J’apprécie justement cette pluralité de regards. J’aime travailler de manière collective, et mes films reflètent cette approche : ce sont souvent des œuvres chorales, où plusieurs trajectoires coexistent. Chaque collaboratrice apporte une sensibilité différente, une manière singulière de penser un personnage ou une scène. Et même si le scénario passe par ces phases d’écriture partagée, je continue de le transformer au tournage - parce que la vie, les acteurs, le lieu apportent toujours quelque chose qui modifie le texte.
- La réaction du public marocain, lors de la projection, vous conforte-t-elle dans l’idée que le cinéma peut agir comme un miroir sensible, capable de révéler nos contradictions collectives et d’ouvrir un espace d’autocritique ?
La projection au festival a provoqué une émotion très forte. J’ai vu des spectateurs marocains bouleversés, des couples qui m’ont confié à quel point ce sujet les touche intimement. Au Maroc, comme au Maghrib, nous faisons face aux mêmes interrogations autour de la migration, et beaucoup m’ont parlé de ce regard que nous portons sur « les Africains », comme si nous n’étions pas nous-mêmes Africains. Cette prise de conscience les a ébranlés.
J’ai été profondément touchée de les voir aussi émus. Parce qu’en réalité, nous partageons les mêmes fragilités, les mêmes contradictions, la même humanité. Nous migrons nous aussi, nous vivons à l’étranger, et nous n’aimerions pas y être traités de manière injuste. Pourtant, chez nous, il arrive que nous reproduisions ces comportements à l’égard de ceux qui arrivent, particulièrement lorsque leur couleur de peau diffère de la nôtre. Il me semble essentiel de se regarder honnêtement, de questionner la manière dont nous accueillons l’autre, et d’admettre que cette réflexion nous concerne tous.

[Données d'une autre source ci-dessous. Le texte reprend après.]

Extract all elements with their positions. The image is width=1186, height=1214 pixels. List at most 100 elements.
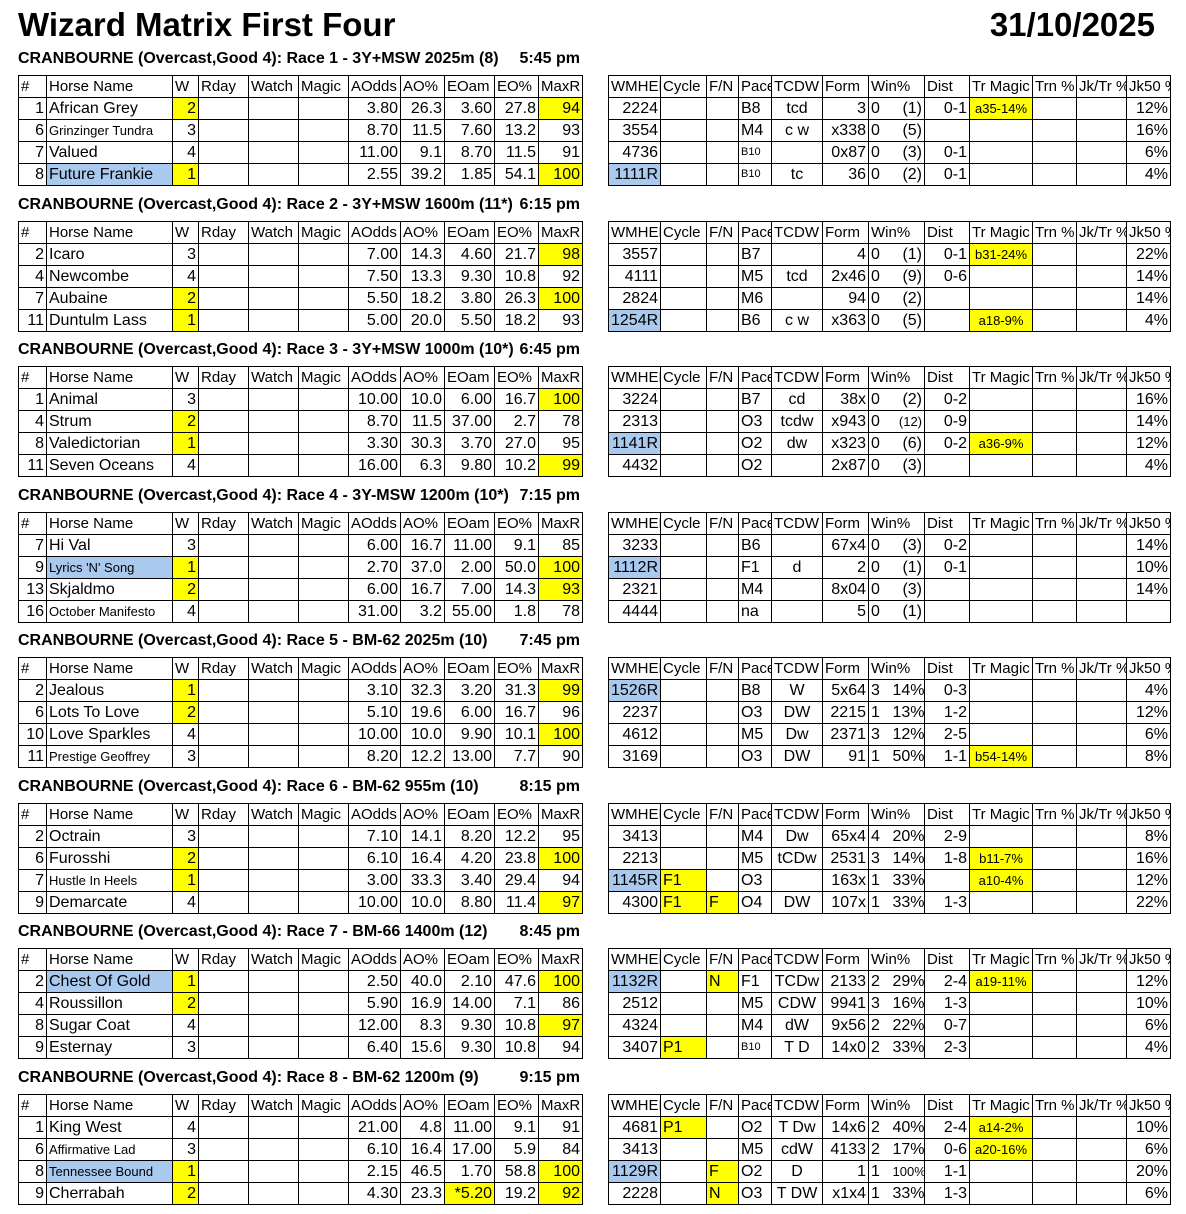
column-header: F/N bbox=[707, 658, 739, 680]
trn-pct bbox=[1033, 433, 1077, 455]
eo-am: 3.80 bbox=[445, 287, 495, 309]
column-header: Dist bbox=[925, 512, 970, 534]
form: 94 bbox=[823, 287, 869, 309]
win-count: 0 bbox=[869, 389, 891, 411]
column-header: Rday bbox=[199, 803, 249, 825]
cycle: F1 bbox=[661, 869, 707, 891]
trn-pct bbox=[1033, 746, 1077, 768]
runner-number: 6 bbox=[19, 1138, 47, 1160]
trn-pct bbox=[1033, 702, 1077, 724]
jk-tr-pct bbox=[1077, 120, 1127, 142]
magic bbox=[299, 578, 349, 600]
eo-pct: 58.8 bbox=[495, 1160, 539, 1182]
trn-pct bbox=[1033, 971, 1077, 993]
column-header: EO% bbox=[495, 949, 539, 971]
wmher: 4444 bbox=[609, 600, 661, 622]
ao-pct: 16.7 bbox=[401, 578, 445, 600]
tcdw bbox=[772, 534, 823, 556]
column-header: Magic bbox=[299, 803, 349, 825]
wmher: 1132R bbox=[609, 971, 661, 993]
eo-pct: 31.3 bbox=[495, 680, 539, 702]
column-header: AOdds bbox=[349, 76, 401, 98]
rday bbox=[199, 847, 249, 869]
magic bbox=[299, 724, 349, 746]
tcdw: DW bbox=[772, 891, 823, 913]
max-rating: 97 bbox=[539, 891, 583, 913]
w-rank: 3 bbox=[173, 120, 199, 142]
rday bbox=[199, 164, 249, 186]
wmher: 1141R bbox=[609, 433, 661, 455]
column-header: AO% bbox=[401, 1094, 445, 1116]
horse-name: Icaro bbox=[47, 243, 173, 265]
horse-name: Affirmative Lad bbox=[47, 1138, 173, 1160]
runner-number: 9 bbox=[19, 556, 47, 578]
column-header: Cycle bbox=[661, 949, 707, 971]
column-header: Horse Name bbox=[47, 76, 173, 98]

- Cette volonté de préserver une dimension authentique oriente-t-elle déjà votre prochain projet, ou avez-vous envie d’explorer une forme cinématographique totalement différente ?
Aujourd’hui, nous sommes submergés par un flot d’images, d’informations, de contenus publicitaires qui circulent en continu. Dans ce contexte saturé, la quête d’authenticité me paraît essentielle. Elle permet de redonner du sens, de la profondeur, de la vérité à nos récits. Pour moi, c’est presque une nécessité : revenir à des histoires humaines, ancrées dans le réel, c’est offrir aux spectateurs un espace où l’émotion n’est pas fabriquée, mais vécue.